The reaction of the players has always been positive, and recent extensive coverage of the big hurling matches on television in Scotland has done a lot to revive interest, with the result that a big party of hurlers will travel to Oban. On the football front, a Croke Park source has confirmed that a small delegation from the Australian Football League visited Dublin within the past fortnight to reopen negotiations about a revival of the Composite Rules series which ended in 1990. The delegation was led by the AFL's general manager Ian Collins, and its marketing manager, Grant Burgess. At the moment it is thought that it might take from 18 months to two years to organise a tour which would probably be at GAA minor level initially, followed by a full senior tour in the year 2000, with a return trip to Ireland by the Australians the following year.
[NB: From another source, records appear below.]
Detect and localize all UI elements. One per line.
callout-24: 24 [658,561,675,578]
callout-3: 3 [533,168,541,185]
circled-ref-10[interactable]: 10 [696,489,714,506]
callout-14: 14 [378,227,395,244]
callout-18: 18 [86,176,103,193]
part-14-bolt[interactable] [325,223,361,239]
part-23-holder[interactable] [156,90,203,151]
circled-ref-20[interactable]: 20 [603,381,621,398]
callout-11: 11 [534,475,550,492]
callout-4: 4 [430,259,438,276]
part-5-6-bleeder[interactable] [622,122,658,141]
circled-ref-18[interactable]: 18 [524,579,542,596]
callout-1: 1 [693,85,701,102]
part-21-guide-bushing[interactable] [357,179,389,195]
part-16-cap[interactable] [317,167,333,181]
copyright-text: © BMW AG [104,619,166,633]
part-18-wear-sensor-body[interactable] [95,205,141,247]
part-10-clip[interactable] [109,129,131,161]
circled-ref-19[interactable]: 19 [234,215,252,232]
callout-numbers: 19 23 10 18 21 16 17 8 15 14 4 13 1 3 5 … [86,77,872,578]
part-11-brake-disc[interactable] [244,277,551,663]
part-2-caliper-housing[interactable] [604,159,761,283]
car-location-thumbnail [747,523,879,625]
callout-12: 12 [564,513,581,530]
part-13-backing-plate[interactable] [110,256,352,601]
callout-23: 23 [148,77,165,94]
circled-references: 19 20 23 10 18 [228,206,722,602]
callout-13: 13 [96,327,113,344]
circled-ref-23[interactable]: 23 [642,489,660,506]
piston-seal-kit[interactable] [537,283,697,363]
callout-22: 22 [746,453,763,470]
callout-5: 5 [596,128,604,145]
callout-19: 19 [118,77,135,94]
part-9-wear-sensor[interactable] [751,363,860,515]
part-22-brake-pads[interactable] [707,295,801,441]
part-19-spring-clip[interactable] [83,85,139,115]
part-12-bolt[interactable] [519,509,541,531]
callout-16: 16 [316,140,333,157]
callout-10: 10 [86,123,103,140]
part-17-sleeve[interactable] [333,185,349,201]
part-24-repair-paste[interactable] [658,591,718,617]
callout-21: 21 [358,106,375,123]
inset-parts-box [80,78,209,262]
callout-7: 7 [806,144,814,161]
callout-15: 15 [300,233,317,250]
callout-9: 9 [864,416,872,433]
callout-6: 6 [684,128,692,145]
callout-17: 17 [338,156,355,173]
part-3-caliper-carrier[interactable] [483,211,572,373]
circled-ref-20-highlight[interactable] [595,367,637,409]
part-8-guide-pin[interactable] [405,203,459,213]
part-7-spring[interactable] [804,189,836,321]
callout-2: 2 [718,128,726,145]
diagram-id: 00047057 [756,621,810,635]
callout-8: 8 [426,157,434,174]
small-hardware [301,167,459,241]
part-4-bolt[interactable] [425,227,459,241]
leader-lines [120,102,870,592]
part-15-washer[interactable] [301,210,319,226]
The widespread televising of top Gaelic matches in Australia has apparently generated interest there. In addition, the amalgamation of the two controlling bodies - Australian Football League and the National Football League - into one body, called the AFL, has helped. The AFL and the GAA have agreed that a revival of the series is a distinct possibility, and both have agreed to consider approaching potential sponsors with a view to putting a package together. On the last occasion that Ireland played in Australia the team was managed by Eugene McGee, the former Offaly manager. The captain on that occasion was Meath's Robbie O'Malley and the team featured players such as Keith Barr, Paul Curran and Tommy Carr from Dublin, Val Daly from Galway, Kevin O'Brien from Wicklow, James McCartan from Down and Bernard Flynn from Meath.
Although the series was abandoned because of an apparent lack of commitment by the Australians, the administrators from both sides have remained in contact and hopes are now rising that, with a greater understanding between the Australian Rules administrators themselves and a greater appreciation about what the rules of the compromise game should be, a revival is a distinct possibility.